Yields...the Final Piece?

I've made no small issue of my opinion on 30 year yields and the need to watch 30 year treasury bond futures and TLT (20+ year treasury bond fund) because of the correlation with the market, the consistiency of that correlation and it being a very near term/timing indicator.

Yesterday you saw 30 year yields in lock step with the SPX, in numerous Leading Indicator posts I have also shown the larger, longer term correlation and consistiency as well. In nearly every case, when the SPX and 30 year rates diverge, the SPX always loses and rates are correct, they are a leading indicator, but with a much shorter lead time than our traditional leading indicators which tend to be more useful to give us an idea of the magnitude of the coming move via the size and length of their dislocation or divergence. Thus as a timing indication, watching everything about the 30 year yield the last several days (this week) has been key.

Even in last night's Daily Wrap, around 8 p.m. I had written this about the signals at that moment in the market...

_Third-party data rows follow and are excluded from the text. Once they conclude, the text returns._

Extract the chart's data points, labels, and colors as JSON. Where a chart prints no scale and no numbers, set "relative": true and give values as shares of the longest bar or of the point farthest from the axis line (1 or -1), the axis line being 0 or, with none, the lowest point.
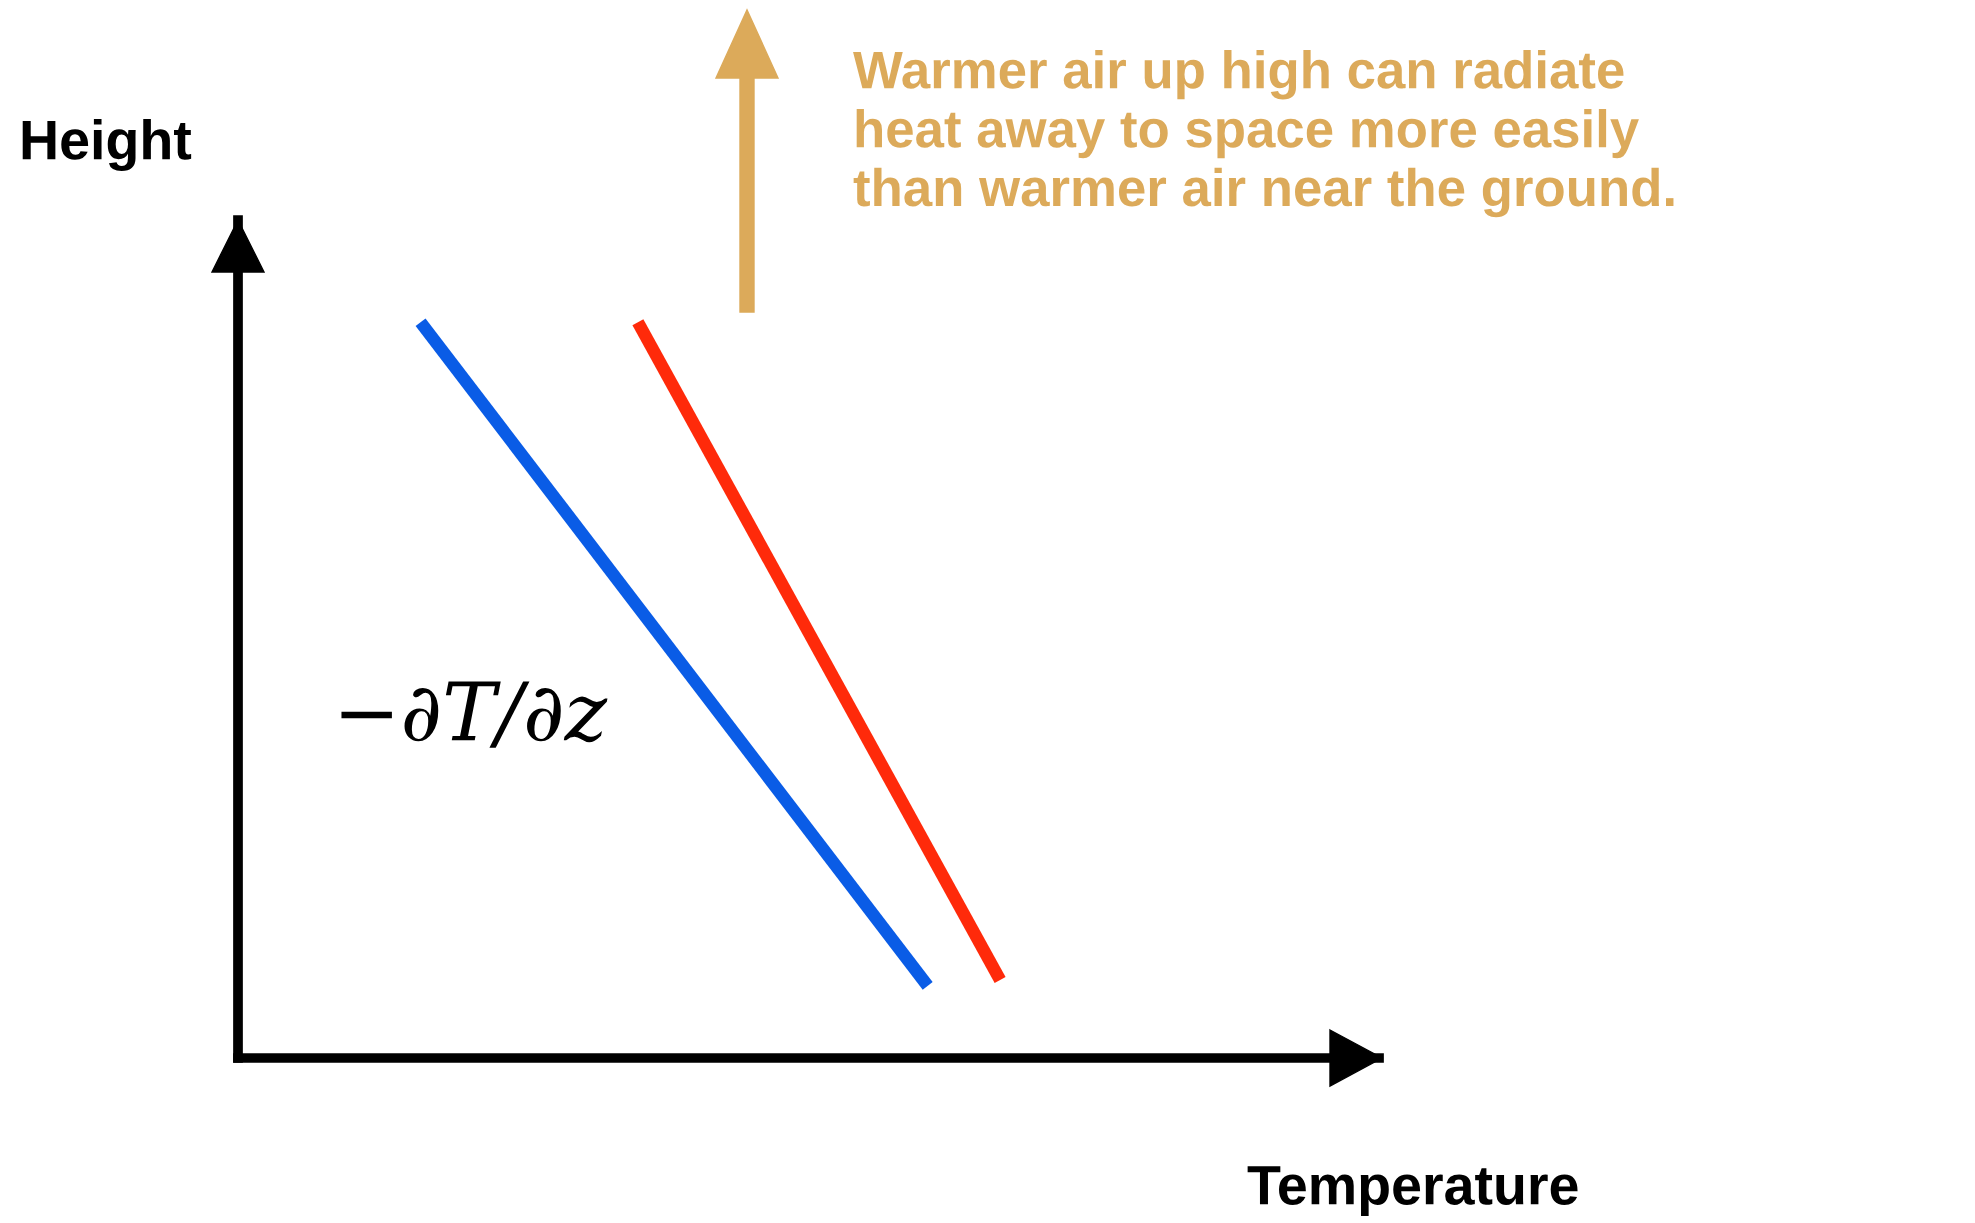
{
  "chart_data": {
    "type": "line",
    "relative": true,
    "xlabel": "Temperature",
    "ylabel": "Height",
    "categories": [
      null,
      null,
      null,
      null,
      null,
      null,
      null,
      null,
      null
    ],
    "series": [
      {
        "color": "#0a5ce6",
        "values": [
          1,
          null,
          null,
          null,
          null,
          null,
          null,
          0.098,
          null
        ]
      },
      {
        "color": "#ff2a0a",
        "values": [
          null,
          null,
          null,
          1,
          null,
          null,
          null,
          null,
          0.106
        ]
      }
    ],
    "annotations": [
      "−∂T/∂z",
      "Warmer air up high can radiate\nheat away to space more easily\nthan warmer air near the ground."
    ],
    "marker": "none",
    "line_style": "solid"
  }
}
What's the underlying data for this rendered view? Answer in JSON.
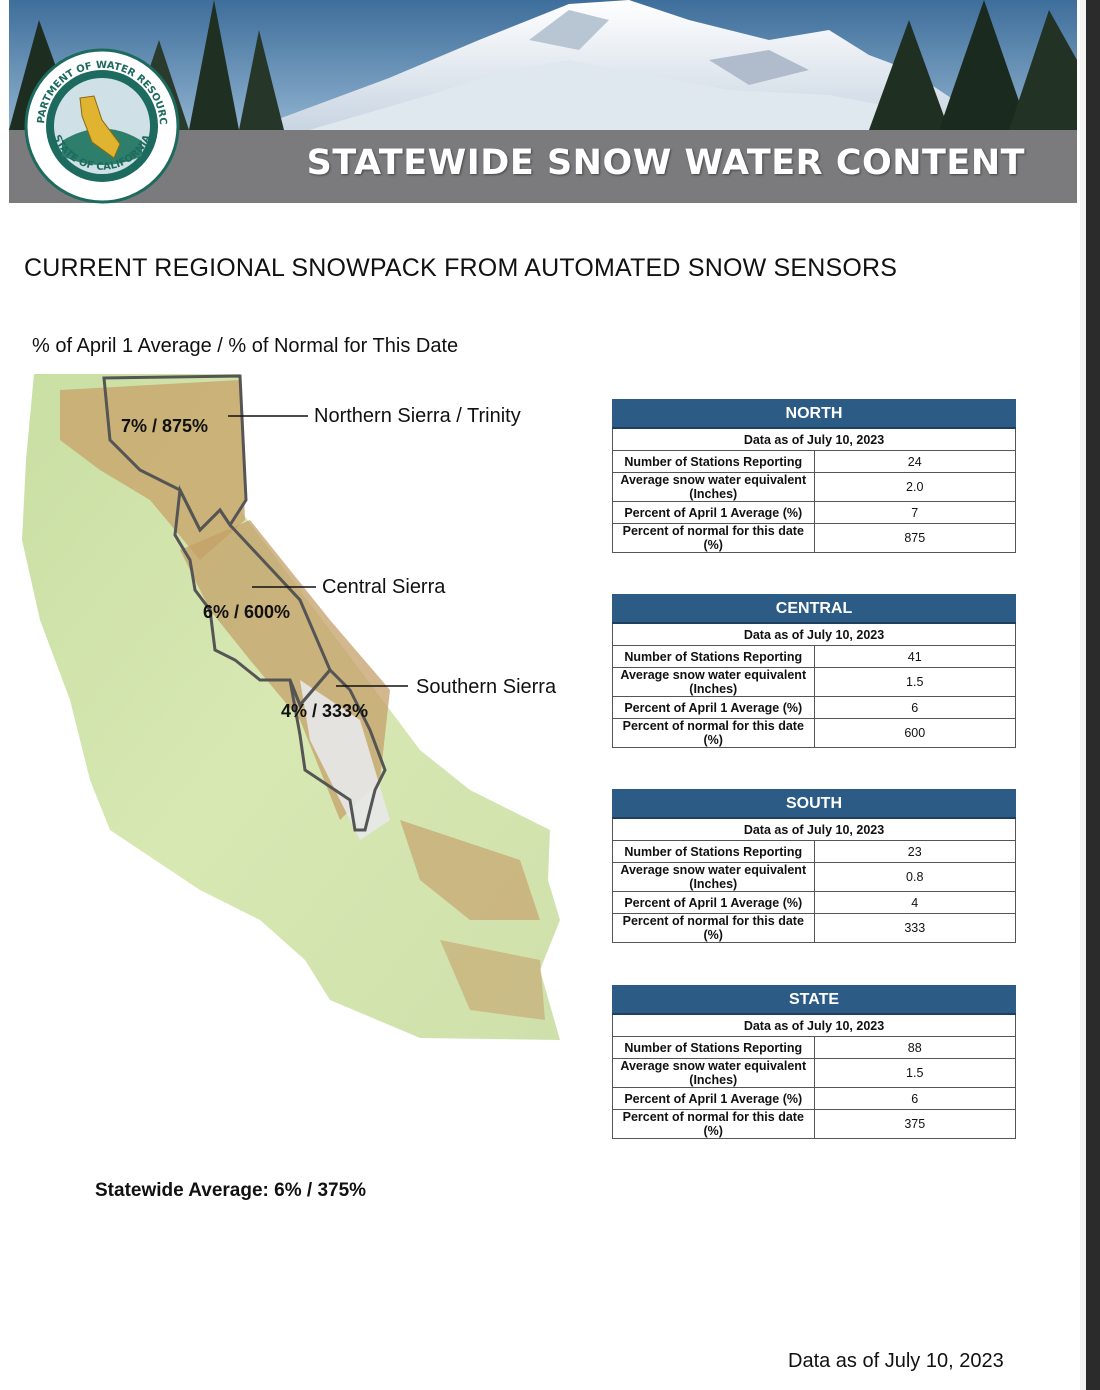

"Interestingly as Index futures are fading momentum right now, the 30 year T Futures are right there to put in a positive at the same exact time (keep in mind the market has been moving with 30 year yields and the 30 year bond trades opposite yields, thus this positive divegrence tonight..."

Look at this morning's correlation after a negative dislocation in to yesterday afternoon...

SPY in green vs 30 year yields (red) in near perfect correlation, the only dislocations were the SPY a.m. lows in which yields remained positive and pulled the market higher and a negative dislocation in to the bond market's 3 p.m. close. Look at the dislocation this morning!

I suspect the market is not as negative as yields suggest it should be because of an option expiration max pain pin, which we also talked about last night- typically lasting until about 2-3 p.m. on Friday's, but otherwise yields are SCREAMING for lower prices right NOW.

The divergences in TLT which started with only a 1 min and 60 min chart, much like the 30-year Treasury futures with positive 5 min and 60 min charts, have migrated, yesterday they started and moved quickly to longer intraday timeframes. As of now...

The 1 min (that should be a white arrow for a positive divegrence)

The 3 min showing a small negative sending TLT lower and market higher and the current migration to a positive 3 min chart.

a 5 min chart showing the same drop in 30 year treasuries along with a move higher in the averages and a positive divegrence, this is fast migration.

Now we are getting 10 min relative positives which we had no sign of a few days ago

And even 30 min positives, this is nearly a full house finally reaching the 60 min positive that was first sighted with the 1 min positive a couple of days ago.

And a large 60 min positive divegrence.

These divergences are becoming so consistent, I would nearly consider trading TLT long or TBT short whereas a few days ago despite divergences starting, I'd have nothing to do with a trade here based on the evidence, the point is the broader market though.
Perhaps last night's signals really did mean something as 30 year Treasury bond futures have rocketed higher this morning, sending yields lower and the market is positively correlated (1.0) with yields suggesting we may be at the point of an actual market pivot, something I've had no doubt personally we'd see as well as a new LOWER LOW.

You can keep an eye on the progression by overlaying 30 year rates, TYX or TYX-X in most programs, over the SPX and watch the divergence/dislocations.

I suspect we may have just hit the pivot, still giving us a sharp reversal process, not as sharp as the "V", but in proportion to the normal size of bottom reversals ratio vs top reversals.